Once you get your head around the deeply unusual premise, The Beaver is a surprisingly compelling little film, and Gibson’s presence imbues the film with a level of gravitas that it probably wouldn’t have had if (previously attached leading men) Jim Carrey or Steve Carell had remained involved with the project. The Beaver is an undeniably strange choice of feature for occasional director Foster to return to the spotlight with, but to its credit, it is never anything less than memorable. If nothing else, The Beaver is worth watching for the gravelly cockney voice Gibson gives the puppet, which is said to have been modelled on Gibson’s Edge of Darkness co-star Ray Winstone! File under: Weird but appealing.

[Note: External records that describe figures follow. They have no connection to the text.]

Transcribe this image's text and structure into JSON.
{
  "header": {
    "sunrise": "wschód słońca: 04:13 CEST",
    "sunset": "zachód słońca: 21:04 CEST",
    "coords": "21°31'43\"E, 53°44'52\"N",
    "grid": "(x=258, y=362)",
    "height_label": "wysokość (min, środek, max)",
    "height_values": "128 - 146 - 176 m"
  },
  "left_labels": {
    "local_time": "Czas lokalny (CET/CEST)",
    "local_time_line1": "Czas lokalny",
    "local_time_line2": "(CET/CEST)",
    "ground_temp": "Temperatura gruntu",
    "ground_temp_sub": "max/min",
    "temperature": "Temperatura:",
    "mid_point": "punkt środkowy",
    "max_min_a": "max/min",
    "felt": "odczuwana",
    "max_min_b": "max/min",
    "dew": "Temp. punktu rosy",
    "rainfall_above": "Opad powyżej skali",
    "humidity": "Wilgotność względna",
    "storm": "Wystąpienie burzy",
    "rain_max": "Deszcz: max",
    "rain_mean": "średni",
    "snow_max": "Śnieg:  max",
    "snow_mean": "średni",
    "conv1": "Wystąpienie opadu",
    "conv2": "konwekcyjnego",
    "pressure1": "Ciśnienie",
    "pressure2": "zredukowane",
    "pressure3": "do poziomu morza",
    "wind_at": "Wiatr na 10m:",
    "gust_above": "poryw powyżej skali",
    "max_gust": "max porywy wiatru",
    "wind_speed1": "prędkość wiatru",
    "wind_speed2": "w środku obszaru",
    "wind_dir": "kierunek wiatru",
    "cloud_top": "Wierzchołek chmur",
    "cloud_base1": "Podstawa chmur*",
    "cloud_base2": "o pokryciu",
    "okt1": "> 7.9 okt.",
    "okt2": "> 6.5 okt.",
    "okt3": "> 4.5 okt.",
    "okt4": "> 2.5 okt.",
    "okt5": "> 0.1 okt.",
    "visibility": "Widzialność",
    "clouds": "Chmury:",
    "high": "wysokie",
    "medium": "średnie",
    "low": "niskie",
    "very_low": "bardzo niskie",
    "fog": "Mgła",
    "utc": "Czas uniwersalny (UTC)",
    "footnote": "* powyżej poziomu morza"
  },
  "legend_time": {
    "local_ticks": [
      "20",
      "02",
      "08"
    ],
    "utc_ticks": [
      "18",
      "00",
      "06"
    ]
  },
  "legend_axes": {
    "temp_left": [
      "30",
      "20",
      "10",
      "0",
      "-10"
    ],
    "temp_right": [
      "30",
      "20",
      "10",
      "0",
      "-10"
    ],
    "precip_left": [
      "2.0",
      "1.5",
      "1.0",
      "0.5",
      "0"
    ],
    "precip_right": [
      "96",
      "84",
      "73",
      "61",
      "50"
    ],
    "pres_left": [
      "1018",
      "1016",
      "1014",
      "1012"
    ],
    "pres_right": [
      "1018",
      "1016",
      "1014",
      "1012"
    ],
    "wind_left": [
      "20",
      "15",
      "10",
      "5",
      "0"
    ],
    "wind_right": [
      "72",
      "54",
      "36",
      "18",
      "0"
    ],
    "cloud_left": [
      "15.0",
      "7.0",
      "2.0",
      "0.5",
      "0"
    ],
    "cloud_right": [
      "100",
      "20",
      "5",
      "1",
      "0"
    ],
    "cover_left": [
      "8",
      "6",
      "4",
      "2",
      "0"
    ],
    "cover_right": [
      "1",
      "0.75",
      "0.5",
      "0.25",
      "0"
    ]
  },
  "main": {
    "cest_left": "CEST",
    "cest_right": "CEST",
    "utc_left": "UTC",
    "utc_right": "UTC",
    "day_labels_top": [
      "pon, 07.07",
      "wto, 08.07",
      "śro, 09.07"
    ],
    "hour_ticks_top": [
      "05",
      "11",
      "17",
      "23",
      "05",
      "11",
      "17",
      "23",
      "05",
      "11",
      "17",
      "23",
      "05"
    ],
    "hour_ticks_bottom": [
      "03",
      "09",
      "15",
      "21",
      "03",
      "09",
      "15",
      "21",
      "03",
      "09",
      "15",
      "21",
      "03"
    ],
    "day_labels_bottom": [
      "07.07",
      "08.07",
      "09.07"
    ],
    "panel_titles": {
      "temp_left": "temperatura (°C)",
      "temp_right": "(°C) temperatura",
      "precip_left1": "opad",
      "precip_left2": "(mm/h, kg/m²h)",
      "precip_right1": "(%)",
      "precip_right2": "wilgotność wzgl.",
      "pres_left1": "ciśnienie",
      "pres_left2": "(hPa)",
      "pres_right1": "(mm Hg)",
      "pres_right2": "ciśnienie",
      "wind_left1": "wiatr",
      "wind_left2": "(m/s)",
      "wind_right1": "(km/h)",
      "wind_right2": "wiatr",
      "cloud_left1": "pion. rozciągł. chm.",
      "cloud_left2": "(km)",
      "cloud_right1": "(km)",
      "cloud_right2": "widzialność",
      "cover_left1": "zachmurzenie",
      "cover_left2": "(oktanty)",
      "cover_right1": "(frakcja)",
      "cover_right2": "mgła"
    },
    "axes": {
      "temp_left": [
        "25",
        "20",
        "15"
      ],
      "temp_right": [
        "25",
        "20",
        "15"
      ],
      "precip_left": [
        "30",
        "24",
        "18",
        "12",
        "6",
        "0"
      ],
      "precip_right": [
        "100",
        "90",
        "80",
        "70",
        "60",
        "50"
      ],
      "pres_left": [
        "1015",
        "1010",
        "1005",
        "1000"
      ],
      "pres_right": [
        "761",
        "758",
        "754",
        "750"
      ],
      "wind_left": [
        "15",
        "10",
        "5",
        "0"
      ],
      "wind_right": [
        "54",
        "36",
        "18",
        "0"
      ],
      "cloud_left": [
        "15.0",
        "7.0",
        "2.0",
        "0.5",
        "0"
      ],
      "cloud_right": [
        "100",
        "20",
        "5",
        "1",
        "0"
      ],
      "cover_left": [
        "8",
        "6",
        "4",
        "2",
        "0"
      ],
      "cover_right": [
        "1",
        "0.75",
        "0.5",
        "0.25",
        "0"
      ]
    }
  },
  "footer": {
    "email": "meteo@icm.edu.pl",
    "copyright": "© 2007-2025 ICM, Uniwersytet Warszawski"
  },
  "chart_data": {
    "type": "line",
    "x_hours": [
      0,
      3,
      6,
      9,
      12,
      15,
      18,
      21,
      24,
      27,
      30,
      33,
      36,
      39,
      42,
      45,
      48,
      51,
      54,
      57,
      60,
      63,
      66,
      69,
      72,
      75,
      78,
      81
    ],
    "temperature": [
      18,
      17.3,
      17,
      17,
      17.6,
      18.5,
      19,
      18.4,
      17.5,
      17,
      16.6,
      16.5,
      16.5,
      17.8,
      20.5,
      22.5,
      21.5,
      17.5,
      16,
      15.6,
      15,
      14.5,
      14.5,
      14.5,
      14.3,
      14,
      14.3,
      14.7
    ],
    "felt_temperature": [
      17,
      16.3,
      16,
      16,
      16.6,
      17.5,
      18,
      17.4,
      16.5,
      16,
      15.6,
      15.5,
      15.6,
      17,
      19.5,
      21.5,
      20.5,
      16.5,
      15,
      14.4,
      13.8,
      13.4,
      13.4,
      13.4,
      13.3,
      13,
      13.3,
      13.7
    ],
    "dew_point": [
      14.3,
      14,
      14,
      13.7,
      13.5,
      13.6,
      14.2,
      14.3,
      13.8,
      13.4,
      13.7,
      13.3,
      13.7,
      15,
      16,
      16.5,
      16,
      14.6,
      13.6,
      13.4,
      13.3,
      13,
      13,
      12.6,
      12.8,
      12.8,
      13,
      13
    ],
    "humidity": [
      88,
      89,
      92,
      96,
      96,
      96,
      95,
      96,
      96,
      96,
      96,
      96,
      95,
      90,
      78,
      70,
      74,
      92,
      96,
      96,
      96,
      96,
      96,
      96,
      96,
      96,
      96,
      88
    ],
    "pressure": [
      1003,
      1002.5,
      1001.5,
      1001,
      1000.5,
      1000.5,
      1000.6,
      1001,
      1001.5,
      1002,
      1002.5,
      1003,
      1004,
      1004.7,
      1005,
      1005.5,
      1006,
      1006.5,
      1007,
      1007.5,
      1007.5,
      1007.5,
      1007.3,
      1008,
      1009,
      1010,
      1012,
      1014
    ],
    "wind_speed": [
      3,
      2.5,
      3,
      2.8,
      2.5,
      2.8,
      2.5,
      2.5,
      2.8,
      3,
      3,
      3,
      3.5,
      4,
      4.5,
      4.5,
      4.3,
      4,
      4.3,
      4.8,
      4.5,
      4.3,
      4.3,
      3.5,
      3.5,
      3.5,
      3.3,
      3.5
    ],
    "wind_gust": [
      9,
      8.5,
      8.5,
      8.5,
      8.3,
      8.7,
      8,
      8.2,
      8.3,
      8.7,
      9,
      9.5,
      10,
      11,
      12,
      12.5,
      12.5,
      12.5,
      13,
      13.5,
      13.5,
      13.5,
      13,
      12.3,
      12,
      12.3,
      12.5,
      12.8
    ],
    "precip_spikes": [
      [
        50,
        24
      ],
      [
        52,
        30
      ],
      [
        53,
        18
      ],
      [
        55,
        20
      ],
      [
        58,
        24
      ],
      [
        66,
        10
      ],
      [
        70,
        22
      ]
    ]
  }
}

Scripted by the writing team behind The Hangover, Flypaper (Lionsgate) is a dubious action/comedy hybrid about what happens when two rival teams of bank robbers attempt to rob the same bank on the same day. Caught in the middle of the chaos are obsessive-compulsive customer Tripp Kennedy (Patrick Dempsey, Grey’s Anatomy) and perky bank cashier Kaitlin (Ashley Judd, Kiss The Girls, Twisted), who gravitate towards one another in a bid to survive the trigger-happy events unfolding around them. While one of the gangs is a slick, professional operation lead by the unflustered Darrien (Mekhi Phifer, 8 Mile), their rivals are disorganised redneck duo Peanut Butter (Tim Blake Nelson) and Jelly (Pruitt Taylor Vince) who turned up armed with a terrifying quantity of plastic explosive.
Action/comedy mash-ups are notoriously tough to pull off, and despite their comedy credentials, screenwriters Jon Lucas and Scott Moore come badly unstuck with Flypaper, groping desperately for laughs as the increasingly unfunny scenario unravels. In truth, despite an appealing premise, the film feels as tired as Tim Blake Nelson’s well-worn redneck shtick. The slap-dash attempt at adding a Usual Suspects-style twist falls equally flat, and Flypaper ranks as a damp squib. All in all, a sloppy, derivative piece of filmmaking that does little to enhance the reputations of anyone involved.